Esta sentencia bíblica “si la
sal se daña, ¿con que se salara la tierra? Resume de manera dolorosamente
precisa el estado en que se encuentran los partidos políticos que pretenden ser
la solución a los graves problemas que amenazan la democracia.
Lo que vemos no es simplemente
una falla interna, es una descomposición de la esencia misma de los partidos
que dicen defenderla.
El mecanismo de otorgamiento
de avales para las candidaturas al Congreso se ha relegado a un espectáculo
lamentable, profundamente antidemocrático. Mientras la Constitución exalta la
participación ciudadana como pilar del sistema político, en la realidad reina
el bolígrafo y las consejas que se viven al interior de las colectividades
políticas.
Ya no existen las viejas y
valiosas asambleas regionales, esos espacios donde delegados de los municipios
escuchaban a los aspirantes, analizaban propuestas, confrontaban liderazgos y,
finalmente escogían de manera transparente por mayoría de los asistentes a los
candidatos aplicando el método del cociente electoral. Eran un procedimiento
legítimo, participativo y profundamente democrático.
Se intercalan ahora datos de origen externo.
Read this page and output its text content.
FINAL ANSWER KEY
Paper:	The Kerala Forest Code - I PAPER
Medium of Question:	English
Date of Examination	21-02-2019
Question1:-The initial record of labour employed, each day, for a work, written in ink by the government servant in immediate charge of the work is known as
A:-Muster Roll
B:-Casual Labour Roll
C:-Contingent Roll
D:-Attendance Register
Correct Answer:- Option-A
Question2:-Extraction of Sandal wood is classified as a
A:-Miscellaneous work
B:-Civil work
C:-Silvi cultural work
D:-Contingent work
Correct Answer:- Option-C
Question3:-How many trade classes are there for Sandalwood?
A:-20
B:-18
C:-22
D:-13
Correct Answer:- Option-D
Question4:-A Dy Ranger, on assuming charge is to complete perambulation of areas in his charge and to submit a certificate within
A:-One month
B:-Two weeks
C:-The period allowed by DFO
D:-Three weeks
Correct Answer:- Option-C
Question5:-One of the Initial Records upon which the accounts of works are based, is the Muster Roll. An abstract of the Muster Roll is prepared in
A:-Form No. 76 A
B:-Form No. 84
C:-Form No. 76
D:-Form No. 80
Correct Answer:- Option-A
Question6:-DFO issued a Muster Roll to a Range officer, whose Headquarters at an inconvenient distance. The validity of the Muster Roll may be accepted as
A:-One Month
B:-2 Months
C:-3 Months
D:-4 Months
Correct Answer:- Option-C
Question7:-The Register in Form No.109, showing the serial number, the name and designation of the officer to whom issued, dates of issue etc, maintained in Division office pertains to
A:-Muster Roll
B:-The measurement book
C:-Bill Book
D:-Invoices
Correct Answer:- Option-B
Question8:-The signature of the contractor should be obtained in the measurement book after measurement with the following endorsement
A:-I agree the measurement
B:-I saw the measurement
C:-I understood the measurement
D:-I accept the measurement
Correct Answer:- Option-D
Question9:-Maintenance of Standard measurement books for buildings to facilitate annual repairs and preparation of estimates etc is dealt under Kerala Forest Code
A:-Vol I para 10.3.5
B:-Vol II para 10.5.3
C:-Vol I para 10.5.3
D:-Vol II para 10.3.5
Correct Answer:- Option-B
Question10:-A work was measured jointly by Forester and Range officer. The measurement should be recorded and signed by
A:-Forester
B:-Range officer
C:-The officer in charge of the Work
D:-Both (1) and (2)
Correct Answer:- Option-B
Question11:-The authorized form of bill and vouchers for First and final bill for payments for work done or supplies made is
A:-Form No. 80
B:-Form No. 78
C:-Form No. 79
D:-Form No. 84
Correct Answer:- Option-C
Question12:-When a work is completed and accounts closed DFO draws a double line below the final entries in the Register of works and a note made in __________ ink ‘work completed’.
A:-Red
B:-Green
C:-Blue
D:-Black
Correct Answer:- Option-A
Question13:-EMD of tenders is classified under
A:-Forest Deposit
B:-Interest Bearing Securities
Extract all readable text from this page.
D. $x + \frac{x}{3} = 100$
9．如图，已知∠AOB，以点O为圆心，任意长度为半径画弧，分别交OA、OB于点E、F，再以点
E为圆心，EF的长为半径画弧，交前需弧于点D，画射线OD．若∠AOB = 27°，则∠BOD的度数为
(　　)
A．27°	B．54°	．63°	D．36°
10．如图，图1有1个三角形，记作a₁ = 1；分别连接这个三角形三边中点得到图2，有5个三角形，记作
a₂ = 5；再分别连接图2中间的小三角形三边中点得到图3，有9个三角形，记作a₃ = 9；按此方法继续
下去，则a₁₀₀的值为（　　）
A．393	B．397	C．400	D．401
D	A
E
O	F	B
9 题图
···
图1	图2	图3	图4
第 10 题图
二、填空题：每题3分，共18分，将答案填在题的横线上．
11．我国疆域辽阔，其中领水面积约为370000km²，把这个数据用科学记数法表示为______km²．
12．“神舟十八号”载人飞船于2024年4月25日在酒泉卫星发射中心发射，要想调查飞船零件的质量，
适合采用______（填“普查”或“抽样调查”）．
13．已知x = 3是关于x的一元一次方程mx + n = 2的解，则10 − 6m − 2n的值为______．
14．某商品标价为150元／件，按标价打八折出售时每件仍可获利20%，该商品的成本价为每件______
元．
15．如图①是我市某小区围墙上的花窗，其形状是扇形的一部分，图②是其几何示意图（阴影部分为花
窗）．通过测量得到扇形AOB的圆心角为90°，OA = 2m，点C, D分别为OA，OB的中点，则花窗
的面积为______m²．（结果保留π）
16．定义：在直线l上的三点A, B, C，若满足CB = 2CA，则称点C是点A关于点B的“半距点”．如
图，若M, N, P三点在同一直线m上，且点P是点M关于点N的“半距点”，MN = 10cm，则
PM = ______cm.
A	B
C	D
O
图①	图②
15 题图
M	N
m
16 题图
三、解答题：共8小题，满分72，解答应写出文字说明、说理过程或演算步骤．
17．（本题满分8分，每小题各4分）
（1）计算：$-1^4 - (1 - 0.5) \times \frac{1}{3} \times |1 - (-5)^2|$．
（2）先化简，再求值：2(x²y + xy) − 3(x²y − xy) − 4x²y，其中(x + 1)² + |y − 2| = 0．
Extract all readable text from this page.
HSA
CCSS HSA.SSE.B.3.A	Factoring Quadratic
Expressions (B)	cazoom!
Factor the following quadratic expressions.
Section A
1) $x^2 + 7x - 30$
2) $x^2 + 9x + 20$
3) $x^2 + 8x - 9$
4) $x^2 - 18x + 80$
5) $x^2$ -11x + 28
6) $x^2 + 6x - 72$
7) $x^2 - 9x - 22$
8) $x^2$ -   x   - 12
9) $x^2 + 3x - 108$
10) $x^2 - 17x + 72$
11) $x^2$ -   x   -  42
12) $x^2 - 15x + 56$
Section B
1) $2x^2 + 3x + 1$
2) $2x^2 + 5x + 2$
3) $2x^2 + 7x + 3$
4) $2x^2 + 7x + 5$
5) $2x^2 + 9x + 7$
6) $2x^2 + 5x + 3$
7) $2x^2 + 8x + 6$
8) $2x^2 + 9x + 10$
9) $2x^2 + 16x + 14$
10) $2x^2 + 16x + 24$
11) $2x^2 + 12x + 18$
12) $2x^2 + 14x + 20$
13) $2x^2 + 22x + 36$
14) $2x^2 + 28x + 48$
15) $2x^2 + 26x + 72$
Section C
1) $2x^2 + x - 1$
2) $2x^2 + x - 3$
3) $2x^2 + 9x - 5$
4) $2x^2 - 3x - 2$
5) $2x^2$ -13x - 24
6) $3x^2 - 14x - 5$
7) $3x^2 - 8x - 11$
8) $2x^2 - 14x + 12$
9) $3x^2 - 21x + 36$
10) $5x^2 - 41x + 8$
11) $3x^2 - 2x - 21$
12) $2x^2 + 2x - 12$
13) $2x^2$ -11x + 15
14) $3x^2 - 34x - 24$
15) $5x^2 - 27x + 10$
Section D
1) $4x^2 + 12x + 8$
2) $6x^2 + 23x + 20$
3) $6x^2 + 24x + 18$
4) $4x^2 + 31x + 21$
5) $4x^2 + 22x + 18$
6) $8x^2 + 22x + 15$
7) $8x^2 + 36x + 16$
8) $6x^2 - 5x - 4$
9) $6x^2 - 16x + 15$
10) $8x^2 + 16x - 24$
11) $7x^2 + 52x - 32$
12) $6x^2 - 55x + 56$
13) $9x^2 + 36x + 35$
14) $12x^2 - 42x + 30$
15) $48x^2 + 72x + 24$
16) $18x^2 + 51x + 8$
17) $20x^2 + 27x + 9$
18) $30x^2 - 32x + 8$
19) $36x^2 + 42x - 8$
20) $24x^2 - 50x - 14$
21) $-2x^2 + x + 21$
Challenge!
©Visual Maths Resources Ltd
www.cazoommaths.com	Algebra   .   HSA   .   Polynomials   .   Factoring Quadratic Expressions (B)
Hoy, ¿cómo pretenden que la
gente salga a votar a respaldar unas listas construidas a puerta cerrada, si a
la comunidad nunca la llamaron, nunca la escucharon y jamás le consultaron su
opinión? ¿Cómo exigir entusiasmo, compromiso o militancia si quienes siempre
sostuvieron a los partidos han sido descartados del proceso como si no
existieran? Los partidos quieren votos, pero desprecian a los electores,
negándoles participación.
Peor aún: en algunos
departamentos, y en otros niveles, las decisiones están infiltradas por
personas cuyo único criterio es la simpatía o el odio personal hacia los
aspirantes. Esos personajes, que bien conocen las directivas, no son líderes
legítimos ni representan a nadie. Son operadores de intereses personales,
venganzas internas o alianzas circunstanciales. Sus prácticas son burdas como
indignantes: simulan reuniones que nunca ocurren, alteran actas, se cambian
fechas sin notificar, se bloquea deliberadamente a quienes representan
renovación o nuevos y valiosos compromisos. Se cierran puertas, se silencian
voces y se manipulan procesos para halagar al jefe, y luego tienen el descaro
de exigir unidad.
Así, ¿cómo no sentir
vergüenza? Vergüenza, por lo que ha llegado a ser un partido que, en su
historia, defendió causas nobles, convoco multitudes y represento esperanzas
colectivas. Porque un partido que diluye
su integridad, deja de inspirar y deja de representar a nadie.